Monday, February 14, 2011

Riddles, koans, and queries

Riddles are language games that force us to think in new ways and are extremely popular with children, as well as with adults (though we may be loath to admit it). Who can forget such endlessly repeated riddles as "What's black and white and read all over?" with all its variant answers: newspaper, embarrassed zebra, etc.

Riddles have been popular since ancient times.  One of the oldest riddles was told to Oedipus by the Sphinx:

"What walks on four legs in the morning, two legs at noon, and three in the evening."

(This answer to this and other riddles will be at the end of this piece.)

One of my favorite riddles was told to me many years ago by a teenager:

"Those that make me do not use me, those that buy me do not want me, those that use me do not know it. What am I?"

Riddles often tease us with metaphysical questions, such as this seemingly unanswerable theological and social conundrum:

"I am greater than God, and more evil than the devil. The poor have me, and the rich lack me. Who am I?"

Other riddles are mini-poems, such as "I am a box of keys that unlocks your soul. What am I?"

Many of Emily Dickinson's poems resemble riddles, so much so that the Emily Dickinson Museum has created a riddle page for kids on its website: http://www.emilydickinsonmuseum.org/ed/node/231  "It sifts from leaden sieves" reads like an extended riddle that stretches the limits of language:

It sifts from Leaden Sieves --
It powders all the Wood.
It fills with Alabaster Wool
The Wrinkles of the Road --

It makes an Even Face
Of Mountain, and of Plain --
Unbroken Forehead from the East
Unto the East again --

It reaches to the Fence --
It wraps it Rail by Rail
Till it is lost in Fleeces --
It deals Celestial Vail

To Stump, and Stack -- and Stem --
A Summer's empty Room --
Acres of Joints, where Harvests were,
Recordless, but for them--

It Ruffles Wrists of Posts
As Ankles of a Queen --
Then stills its Artisans -- like Ghosts --
Denying they have been --


Hm mm, what could this strange creature be?

A riddle can also be used like a koan, a Zen story that forces us to think outside our rationalistic box. Like riddles and poems, Zen stories explore the boundaries of language and the mind:

A philosopher asked Buddha: `Without words, without the wordless, will you you tell me truth?'

The Buddha kept silence.

The philosopher bowed and thanked the Buddha, saying: `With your loving kindness I have cleared away my delusions and entered the true path.'

After the philosopher had gone, Ananda asked the Buddha what he had attained.

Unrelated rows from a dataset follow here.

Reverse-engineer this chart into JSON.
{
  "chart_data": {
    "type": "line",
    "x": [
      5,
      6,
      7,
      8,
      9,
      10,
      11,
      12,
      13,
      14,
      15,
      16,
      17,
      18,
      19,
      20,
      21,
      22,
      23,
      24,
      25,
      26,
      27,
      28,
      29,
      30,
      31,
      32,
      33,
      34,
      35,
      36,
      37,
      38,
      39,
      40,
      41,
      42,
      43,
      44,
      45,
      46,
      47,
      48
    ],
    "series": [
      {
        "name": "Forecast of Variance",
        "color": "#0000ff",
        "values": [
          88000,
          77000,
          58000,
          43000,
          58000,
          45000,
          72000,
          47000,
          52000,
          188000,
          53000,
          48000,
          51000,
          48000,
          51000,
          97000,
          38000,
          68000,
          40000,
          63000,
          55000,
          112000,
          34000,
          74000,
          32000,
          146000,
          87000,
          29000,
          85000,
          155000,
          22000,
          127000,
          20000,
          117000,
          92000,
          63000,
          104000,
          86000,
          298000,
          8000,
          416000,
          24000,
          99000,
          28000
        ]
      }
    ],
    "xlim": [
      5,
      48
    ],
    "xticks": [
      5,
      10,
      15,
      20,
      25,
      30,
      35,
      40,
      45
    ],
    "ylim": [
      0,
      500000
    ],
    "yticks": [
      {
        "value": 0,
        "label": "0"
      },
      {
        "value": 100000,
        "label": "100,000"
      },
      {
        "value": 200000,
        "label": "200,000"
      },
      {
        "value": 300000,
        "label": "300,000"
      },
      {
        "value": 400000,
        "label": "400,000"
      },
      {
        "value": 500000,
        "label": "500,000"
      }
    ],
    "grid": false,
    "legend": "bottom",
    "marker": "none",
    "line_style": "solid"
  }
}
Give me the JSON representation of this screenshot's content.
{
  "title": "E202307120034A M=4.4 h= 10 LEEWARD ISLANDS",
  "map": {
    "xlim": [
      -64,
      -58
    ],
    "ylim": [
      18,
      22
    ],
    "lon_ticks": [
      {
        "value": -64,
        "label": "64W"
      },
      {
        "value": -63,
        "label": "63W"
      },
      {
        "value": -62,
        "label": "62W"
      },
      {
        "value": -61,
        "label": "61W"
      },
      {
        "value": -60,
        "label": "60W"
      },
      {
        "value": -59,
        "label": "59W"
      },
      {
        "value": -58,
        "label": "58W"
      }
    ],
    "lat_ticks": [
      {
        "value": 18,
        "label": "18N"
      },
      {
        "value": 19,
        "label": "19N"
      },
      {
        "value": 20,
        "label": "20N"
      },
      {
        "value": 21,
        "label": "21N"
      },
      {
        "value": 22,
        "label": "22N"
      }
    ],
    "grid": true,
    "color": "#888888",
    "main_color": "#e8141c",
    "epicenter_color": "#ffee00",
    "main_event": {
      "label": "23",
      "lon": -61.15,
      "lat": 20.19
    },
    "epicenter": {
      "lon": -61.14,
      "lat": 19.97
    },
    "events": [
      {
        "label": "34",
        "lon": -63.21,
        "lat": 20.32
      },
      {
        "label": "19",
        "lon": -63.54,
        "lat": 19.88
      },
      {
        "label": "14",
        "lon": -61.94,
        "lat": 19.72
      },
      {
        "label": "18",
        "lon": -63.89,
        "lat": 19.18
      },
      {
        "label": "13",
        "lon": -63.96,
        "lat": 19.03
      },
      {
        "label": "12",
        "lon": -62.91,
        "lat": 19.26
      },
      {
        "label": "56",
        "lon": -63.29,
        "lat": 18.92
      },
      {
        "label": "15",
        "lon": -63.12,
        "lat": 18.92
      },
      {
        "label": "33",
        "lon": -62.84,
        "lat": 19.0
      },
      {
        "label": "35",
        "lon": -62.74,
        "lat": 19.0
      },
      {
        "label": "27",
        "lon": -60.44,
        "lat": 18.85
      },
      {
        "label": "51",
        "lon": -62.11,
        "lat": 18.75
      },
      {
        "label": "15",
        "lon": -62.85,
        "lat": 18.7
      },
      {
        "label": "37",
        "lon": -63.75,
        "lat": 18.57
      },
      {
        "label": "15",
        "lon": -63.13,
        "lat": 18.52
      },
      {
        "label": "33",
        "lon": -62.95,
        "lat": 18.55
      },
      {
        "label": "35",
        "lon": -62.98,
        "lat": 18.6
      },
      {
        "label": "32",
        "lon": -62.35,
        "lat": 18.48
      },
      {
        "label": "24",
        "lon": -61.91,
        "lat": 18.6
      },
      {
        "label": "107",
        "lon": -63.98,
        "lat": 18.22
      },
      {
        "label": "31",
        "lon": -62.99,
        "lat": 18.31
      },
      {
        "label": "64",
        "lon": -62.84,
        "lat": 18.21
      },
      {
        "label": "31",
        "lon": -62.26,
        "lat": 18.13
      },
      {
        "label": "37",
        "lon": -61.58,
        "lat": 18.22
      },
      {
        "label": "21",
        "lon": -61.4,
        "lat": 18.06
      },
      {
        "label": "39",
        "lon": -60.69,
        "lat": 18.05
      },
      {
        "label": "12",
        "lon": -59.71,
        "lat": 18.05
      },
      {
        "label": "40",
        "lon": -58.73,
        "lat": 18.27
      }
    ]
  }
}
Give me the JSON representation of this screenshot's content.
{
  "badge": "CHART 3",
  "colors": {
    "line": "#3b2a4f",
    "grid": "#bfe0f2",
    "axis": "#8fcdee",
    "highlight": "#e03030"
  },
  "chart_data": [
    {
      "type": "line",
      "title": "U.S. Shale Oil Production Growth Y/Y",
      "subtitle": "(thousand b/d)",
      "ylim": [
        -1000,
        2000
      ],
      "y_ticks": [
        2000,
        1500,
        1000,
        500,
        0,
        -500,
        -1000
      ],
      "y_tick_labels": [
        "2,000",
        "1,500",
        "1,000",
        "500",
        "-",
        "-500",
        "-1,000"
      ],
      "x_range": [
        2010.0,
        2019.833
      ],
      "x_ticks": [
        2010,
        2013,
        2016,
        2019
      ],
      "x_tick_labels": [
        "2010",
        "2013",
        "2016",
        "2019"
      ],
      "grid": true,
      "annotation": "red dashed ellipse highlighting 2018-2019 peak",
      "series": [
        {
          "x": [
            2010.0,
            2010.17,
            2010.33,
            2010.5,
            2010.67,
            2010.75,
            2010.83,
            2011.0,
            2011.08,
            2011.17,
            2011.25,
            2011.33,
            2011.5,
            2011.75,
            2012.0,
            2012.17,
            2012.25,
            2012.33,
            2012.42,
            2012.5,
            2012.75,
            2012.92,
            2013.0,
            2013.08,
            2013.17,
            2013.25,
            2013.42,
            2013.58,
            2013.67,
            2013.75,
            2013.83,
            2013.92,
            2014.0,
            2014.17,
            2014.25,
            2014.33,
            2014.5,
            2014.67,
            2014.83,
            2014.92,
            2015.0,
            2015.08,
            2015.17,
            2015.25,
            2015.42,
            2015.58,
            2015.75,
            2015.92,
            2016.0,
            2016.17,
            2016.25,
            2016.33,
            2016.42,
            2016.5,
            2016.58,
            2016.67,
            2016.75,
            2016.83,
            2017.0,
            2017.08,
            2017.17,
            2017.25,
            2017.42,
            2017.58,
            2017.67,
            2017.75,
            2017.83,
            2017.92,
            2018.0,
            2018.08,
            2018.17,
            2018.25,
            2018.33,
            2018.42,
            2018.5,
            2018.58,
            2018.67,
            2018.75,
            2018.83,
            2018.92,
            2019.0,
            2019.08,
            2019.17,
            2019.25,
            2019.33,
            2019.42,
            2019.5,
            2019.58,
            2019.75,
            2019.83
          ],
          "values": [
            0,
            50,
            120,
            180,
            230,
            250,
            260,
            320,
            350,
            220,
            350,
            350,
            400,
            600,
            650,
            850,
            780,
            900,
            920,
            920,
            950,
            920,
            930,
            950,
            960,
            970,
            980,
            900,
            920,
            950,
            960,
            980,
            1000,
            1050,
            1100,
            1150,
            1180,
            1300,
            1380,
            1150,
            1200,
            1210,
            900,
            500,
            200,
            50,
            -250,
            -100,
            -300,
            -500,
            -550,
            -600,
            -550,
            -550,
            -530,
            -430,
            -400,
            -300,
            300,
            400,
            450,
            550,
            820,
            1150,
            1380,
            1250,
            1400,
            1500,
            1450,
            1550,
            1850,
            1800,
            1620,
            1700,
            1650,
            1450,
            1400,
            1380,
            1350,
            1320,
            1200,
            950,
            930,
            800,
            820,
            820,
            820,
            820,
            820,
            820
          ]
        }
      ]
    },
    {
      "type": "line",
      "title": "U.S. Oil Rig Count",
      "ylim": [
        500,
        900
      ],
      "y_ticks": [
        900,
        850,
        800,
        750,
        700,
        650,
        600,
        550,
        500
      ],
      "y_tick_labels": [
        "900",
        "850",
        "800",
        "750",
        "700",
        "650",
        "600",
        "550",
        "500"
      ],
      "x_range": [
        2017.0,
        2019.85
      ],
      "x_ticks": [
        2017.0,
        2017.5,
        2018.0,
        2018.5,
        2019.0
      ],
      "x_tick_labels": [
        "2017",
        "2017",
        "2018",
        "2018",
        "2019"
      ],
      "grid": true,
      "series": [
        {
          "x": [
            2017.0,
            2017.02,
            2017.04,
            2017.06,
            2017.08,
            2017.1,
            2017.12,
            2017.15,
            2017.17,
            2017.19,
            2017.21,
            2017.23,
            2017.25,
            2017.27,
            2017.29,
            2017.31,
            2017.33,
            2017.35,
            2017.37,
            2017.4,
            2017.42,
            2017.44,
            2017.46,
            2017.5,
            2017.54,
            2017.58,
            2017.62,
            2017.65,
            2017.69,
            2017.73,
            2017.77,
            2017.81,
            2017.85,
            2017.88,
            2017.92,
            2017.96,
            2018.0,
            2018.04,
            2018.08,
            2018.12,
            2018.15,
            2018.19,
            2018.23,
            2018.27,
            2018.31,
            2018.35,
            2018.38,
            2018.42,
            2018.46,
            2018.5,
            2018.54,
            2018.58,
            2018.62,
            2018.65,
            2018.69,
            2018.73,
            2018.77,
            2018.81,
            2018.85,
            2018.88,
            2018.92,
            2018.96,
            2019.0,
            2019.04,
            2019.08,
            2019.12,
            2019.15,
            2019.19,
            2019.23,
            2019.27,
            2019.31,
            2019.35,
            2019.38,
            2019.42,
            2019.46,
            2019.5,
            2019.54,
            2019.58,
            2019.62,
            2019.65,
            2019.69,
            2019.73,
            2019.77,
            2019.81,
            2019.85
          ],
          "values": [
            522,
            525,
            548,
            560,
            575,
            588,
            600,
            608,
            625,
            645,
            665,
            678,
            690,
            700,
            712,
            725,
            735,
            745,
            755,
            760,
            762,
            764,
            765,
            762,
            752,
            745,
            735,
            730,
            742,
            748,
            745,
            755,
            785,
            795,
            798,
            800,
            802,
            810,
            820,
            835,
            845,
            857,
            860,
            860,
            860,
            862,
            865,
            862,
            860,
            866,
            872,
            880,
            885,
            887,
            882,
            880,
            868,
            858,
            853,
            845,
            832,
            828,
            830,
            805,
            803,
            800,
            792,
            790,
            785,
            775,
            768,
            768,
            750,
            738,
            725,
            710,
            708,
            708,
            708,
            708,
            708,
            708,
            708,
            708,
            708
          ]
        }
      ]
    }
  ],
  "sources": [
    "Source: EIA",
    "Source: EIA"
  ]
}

The Buddha replied, `A good horse runs even at the shadow of the whip.'

Here the message of enlightenment is conveyed not through words, but through silence and body language and metaphor--the "shadow of the whip."

Riddles are questions that open up our minds to new possibilities. In this respect, they are like the Quaker practice of using "queries" or open-ended questions to stimulate us to reflect more deeply. One of my favorite Quaker queries is:

"Do you practice the art of listening, even beyond words?"

Just before meeting for worship this Sunday, I felt led to compose this poem, which is based on a riddle: "When you say my name, I disappear. Who am I?"

Again, the answer to this and other riddles are listed below.


Who Am I?”
A Quaker riddle/koan/query


If you say my name,
I disappear.
I am the one
who can’t be named.

I am the one who comes
before the still small voice,
before the Word,
before the Om.
Before the beginning,
and after the end,
I am.

Without me you can’t hear
a symphony, a lover’s sigh,
or your heart’s desire.

The good speak of me often,
while the wisest ones say nothing.

To know who I am,
and who you are,
just listen, truly listen.






Answers: Man, Coffin, Nothing, Piano,  Snow (Emily Dickininson's poem), Silence.